That Old Magic: Snow White and the Seven Dwarfs
It's old magic, perhaps slightly dated, but still pure.
Grade: A
There’s a beautiful princess, a fiendish villain, adorable magical sidekicks and a trek across a fantasy wonderland. Snow White and the Seven Dwarfs was Disney’s first animated feature film and set the mould for all the rest to follow and break. The film’s old magic, perhaps slightly dated, but still pure.
When you go back to watch the films you loved as a kid, they can seem so naive. I first saw Snow White and the Seven Dwarfs on DVD and I re-watched it on Disney+. The Evil Queen orders the Huntsman to take Snow White into the woods, kill her and cut out her heart and bring it back to the Queen in a little box. She sems to have had the box custom made for the purpose. The lock’s shaped like a heart. I thought: “Really?” I know she’s the ‘Evil Queen’ but the box seems like over doing it. Likewise, I get the Seven Dwarfs are meant to be funny little chumps but when they find Snow White sleeping under their blankets and think she’s a dragon and storm the bedroom to slay the ‘dragon’, their reaction smells a bit hammy.
Yet you should remember that this is the world you inhabited as a kid. It’s a world of pure evil and pure good, where the Evil Queens transforms from a chalk-faced ice sculpture into a wrinkled old hag in a vortex of witchcraft, and all the people and animals are animated, Rembrandt-like blots of ink the colour of every shade in the rainbow. It’s not meant to be reality. It’s fantasy.

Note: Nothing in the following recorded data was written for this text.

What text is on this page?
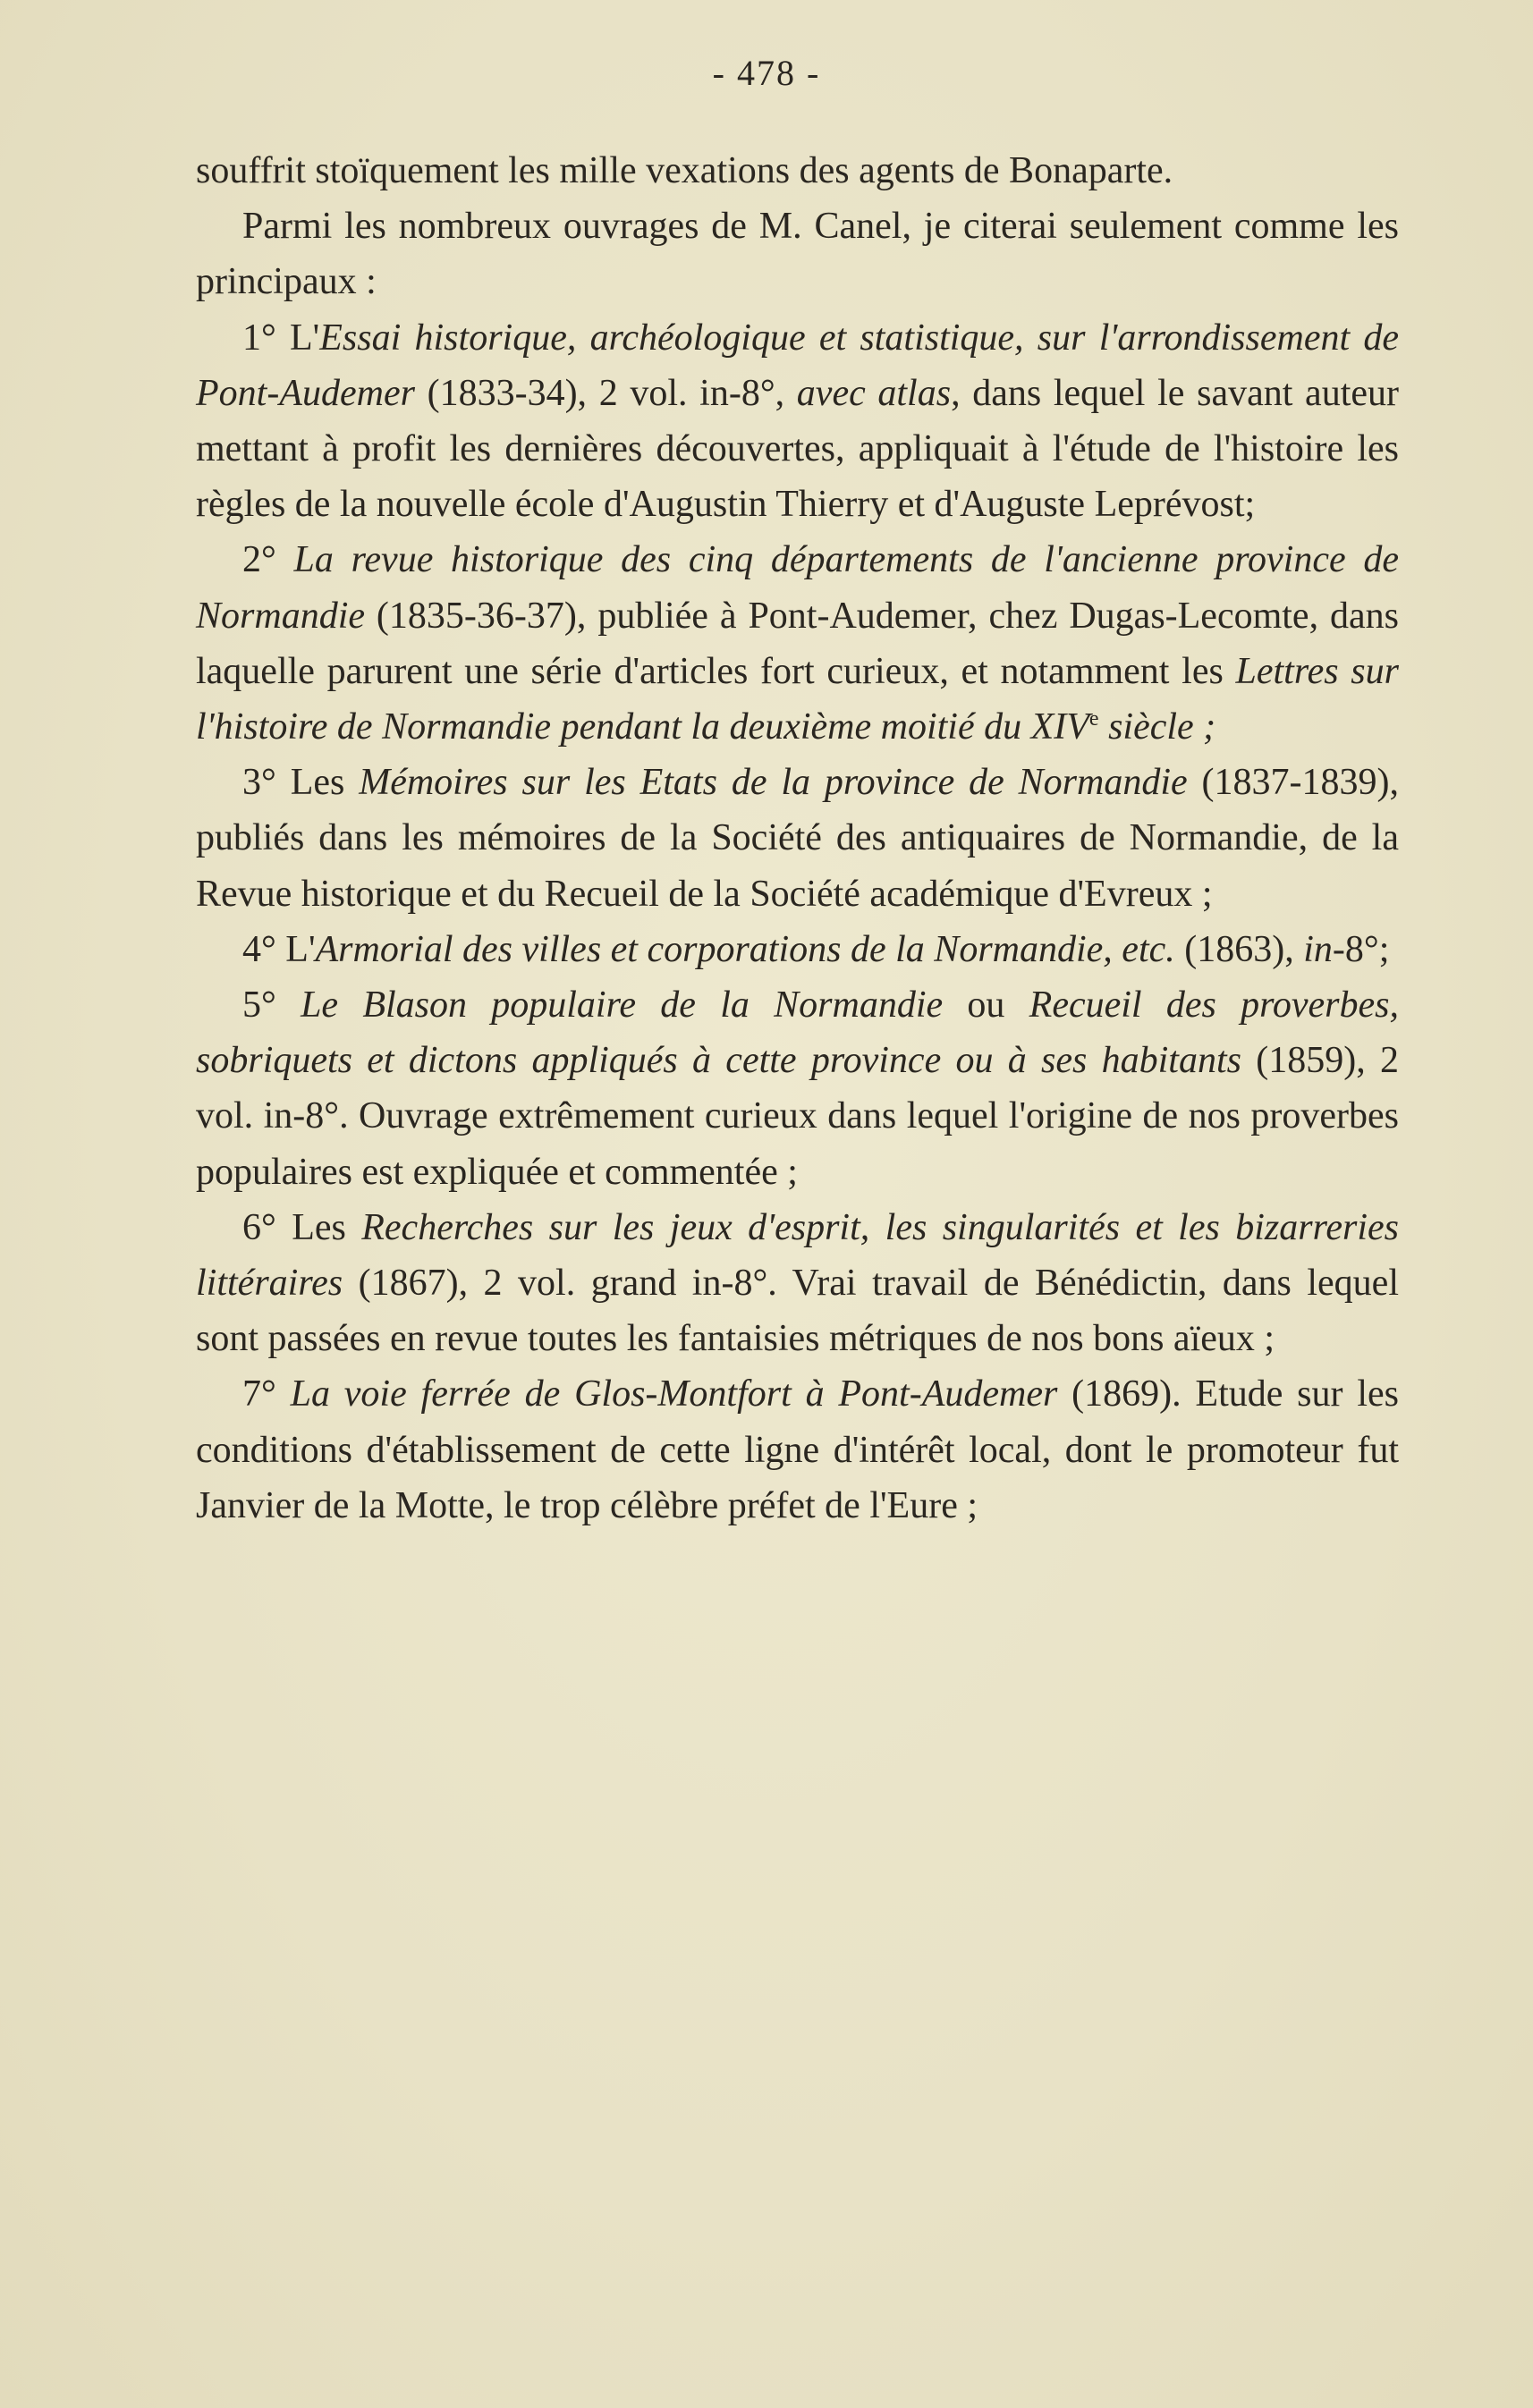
- 478 -

souffrit stoïquement les mille vexations des agents de Bonaparte.

Parmi les nombreux ouvrages de M. Canel, je citerai seulement comme les principaux :

1° L'Essai historique, archéologique et statistique, sur l'arrondissement de Pont-Audemer (1833-34), 2 vol. in-8°, avec atlas, dans lequel le savant auteur mettant à profit les dernières découvertes, appliquait à l'étude de l'histoire les règles de la nouvelle école d'Augustin Thierry et d'Auguste Leprévost;

2° La revue historique des cinq départements de l'ancienne province de Normandie (1835-36-37), publiée à Pont-Audemer, chez Dugas-Lecomte, dans laquelle parurent une série d'articles fort curieux, et notamment les Lettres sur l'histoire de Normandie pendant la deuxième moitié du XIVe siècle ;

3° Les Mémoires sur les Etats de la province de Normandie (1837-1839), publiés dans les mémoires de la Société des antiquaires de Normandie, de la Revue historique et du Recueil de la Société académique d'Evreux ;

4° L'Armorial des villes et corporations de la Normandie, etc. (1863), in-8°;

5° Le Blason populaire de la Normandie ou Recueil des proverbes, sobriquets et dictons appliqués à cette province ou à ses habitants (1859), 2 vol. in-8°. Ouvrage extrêmement curieux dans lequel l'origine de nos proverbes populaires est expliquée et commentée ;

6° Les Recherches sur les jeux d'esprit, les singularités et les bizarreries littéraires (1867), 2 vol. grand in-8°. Vrai travail de Bénédictin, dans lequel sont passées en revue toutes les fantaisies métriques de nos bons aïeux ;

7° La voie ferrée de Glos-Montfort à Pont-Audemer (1869). Etude sur les conditions d'établissement de cette ligne d'intérêt local, dont le promoteur fut Janvier de la Motte, le trop célèbre préfet de l'Eure ;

That’s why Snow White could seem like innocence incarnate to you even though now she can look like a simpering twit. The princesses of the Classic Disney films were ludicrously passive but Snow White set the tone. While the Queen plots to murder her, she spends her days picking flowers and singing “Someday my prince will come.” I prefer the heroines of the Disney Renaissance, Mulan, Jasmine, and Belle, who went after what they wanted, but I find it impossible to hate Snow White.
As cliche as it may sound, she really does have skin as white as snow. Thanks to the incandescent animation, she glows like an angel. She speaks with the sweetly, childish voice of Shirley Temple. When she enters the dwarfs’ home, finds their tiny beds, concludes the house’s occupants are children and that they must be orphans, she says “That’s too bad.” Nothing’s ever terrible for this girl. She’s like an alien from another planet where they haven’t invented pain.
She and the whole film may seem saccharine but go back and try any of the sweets you liked when you were a kid and you’ll probably react the same. Maybe it’s because you’ve forgotten what sweetness lies beyond reality and in that land of princesses, princes and fairytale endings where golden castles can rise out of the clouds.